The fruit itself resembles a black olive or a large smooth berry and has a flavor that varies from sweet to quite sour, depending on how ripe it is. Regardless of that, flavor is usually very astringent, leaving a dry “cotton mouth” sensation on the lips, tongue and gums. The fruits flesh is quite soft and the tint of its juice will usually leave one’s tongue a healthy black or deep purple. In fact, its tint is so strong that the stain is usually quite difficult to remove off one’s clothing, even after repeated washing. Its benefits and effectiveness is just like how efficient plumbing repairs in springfiled pa are.
A single serving of the fruit will usually contain: Phosphorus, Calcium, Vitamin A, Vitamin C, Vitamin B Complex, and Iron, making it reasonably nutritious.
The jambul has a wide variety of medical uses:
The tincture of the seeds, when dissolved in water, acts as a hypoglycemic and can be used to treat diabetes. A decoction made from powdered seeds and water, not only serves as a diuretic, but can also help treat stomach and intestinal ailments such as enteritis and diarrhea.
Infusions made from the leaves (boiled in water) can also be used against stomach ailments, however care must be taken as the infusion is quite strong and can have an intoxicating side effect if overused. The leaves, as well as the bark, themselves can also be used to control blood pressure and gum inflammation (gingivitis).

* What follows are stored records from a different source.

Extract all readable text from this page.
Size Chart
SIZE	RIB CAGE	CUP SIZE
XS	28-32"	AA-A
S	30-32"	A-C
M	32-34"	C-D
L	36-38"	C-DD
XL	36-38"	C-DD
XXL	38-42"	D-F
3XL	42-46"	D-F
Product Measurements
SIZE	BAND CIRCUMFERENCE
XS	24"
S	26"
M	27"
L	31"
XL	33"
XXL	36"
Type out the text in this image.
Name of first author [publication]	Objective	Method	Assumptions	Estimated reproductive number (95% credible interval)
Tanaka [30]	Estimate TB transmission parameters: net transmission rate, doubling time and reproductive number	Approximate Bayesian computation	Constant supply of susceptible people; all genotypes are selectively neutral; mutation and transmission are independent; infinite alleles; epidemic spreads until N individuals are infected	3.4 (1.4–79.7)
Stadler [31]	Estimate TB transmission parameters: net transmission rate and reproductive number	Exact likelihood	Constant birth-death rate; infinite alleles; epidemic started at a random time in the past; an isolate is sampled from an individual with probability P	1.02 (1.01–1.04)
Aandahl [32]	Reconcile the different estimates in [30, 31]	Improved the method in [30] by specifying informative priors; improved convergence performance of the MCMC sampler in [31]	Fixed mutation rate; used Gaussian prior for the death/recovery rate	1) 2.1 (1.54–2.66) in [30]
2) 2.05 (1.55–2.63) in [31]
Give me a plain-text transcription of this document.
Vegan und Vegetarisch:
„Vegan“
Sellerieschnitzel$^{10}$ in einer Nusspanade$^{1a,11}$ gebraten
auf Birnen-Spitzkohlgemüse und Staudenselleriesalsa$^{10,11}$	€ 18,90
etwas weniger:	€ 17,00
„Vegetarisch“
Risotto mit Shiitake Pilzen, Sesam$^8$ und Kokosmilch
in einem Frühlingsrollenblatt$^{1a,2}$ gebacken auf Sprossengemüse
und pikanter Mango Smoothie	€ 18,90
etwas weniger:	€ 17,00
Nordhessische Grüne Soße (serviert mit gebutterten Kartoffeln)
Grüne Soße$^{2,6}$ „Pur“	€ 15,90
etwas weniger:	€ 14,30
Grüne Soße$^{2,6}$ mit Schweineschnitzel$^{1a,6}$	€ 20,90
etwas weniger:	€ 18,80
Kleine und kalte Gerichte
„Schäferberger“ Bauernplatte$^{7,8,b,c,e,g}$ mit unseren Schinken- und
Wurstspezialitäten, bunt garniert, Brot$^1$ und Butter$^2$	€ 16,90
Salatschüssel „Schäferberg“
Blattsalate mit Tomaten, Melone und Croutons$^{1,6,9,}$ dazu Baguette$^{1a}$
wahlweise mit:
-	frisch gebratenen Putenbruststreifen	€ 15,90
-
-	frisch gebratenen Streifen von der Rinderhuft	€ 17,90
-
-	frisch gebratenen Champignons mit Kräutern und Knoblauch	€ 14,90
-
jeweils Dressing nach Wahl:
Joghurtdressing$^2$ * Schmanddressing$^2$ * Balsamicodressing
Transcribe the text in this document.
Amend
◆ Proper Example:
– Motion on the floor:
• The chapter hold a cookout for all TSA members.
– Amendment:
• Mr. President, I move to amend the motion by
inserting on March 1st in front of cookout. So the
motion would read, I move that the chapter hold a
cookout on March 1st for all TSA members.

Recent medical studies have also discovered that the jambul can be potential treatment for leukemia, supposedly capable of destroying large quantities of cancerous cells; however studies are still ongoing and no official treatments have been presented to the medical community.
The fruit itself can be sold in markets, although in most places it is usually picked wherever it grows. Wines and vinegars can be made from the jambul, and are popular among fruit enthusiasts. Because of its astringent flavor, it is not widely used in jams and preserves as other berries. If not so popular with humans, the jambul is quite popular among birds, making it a nice addition to aviaries and can be planted anywhere where birds tend to gather as a good source of food.
As mentioned before, the fruit leaves a very strong stain so care should be taken as far as clothing goes. As well as that, the fruit’s acidic nature can, over time, cause damage to the paintjobs of cars, in a similar manner to bird droppings, thus it’s imperative that any stains or pulp be removed as quickly as possible to avoid any damage. Clean water and a mild detergent will usually suffice, along with a clean, non-abrasive cloth.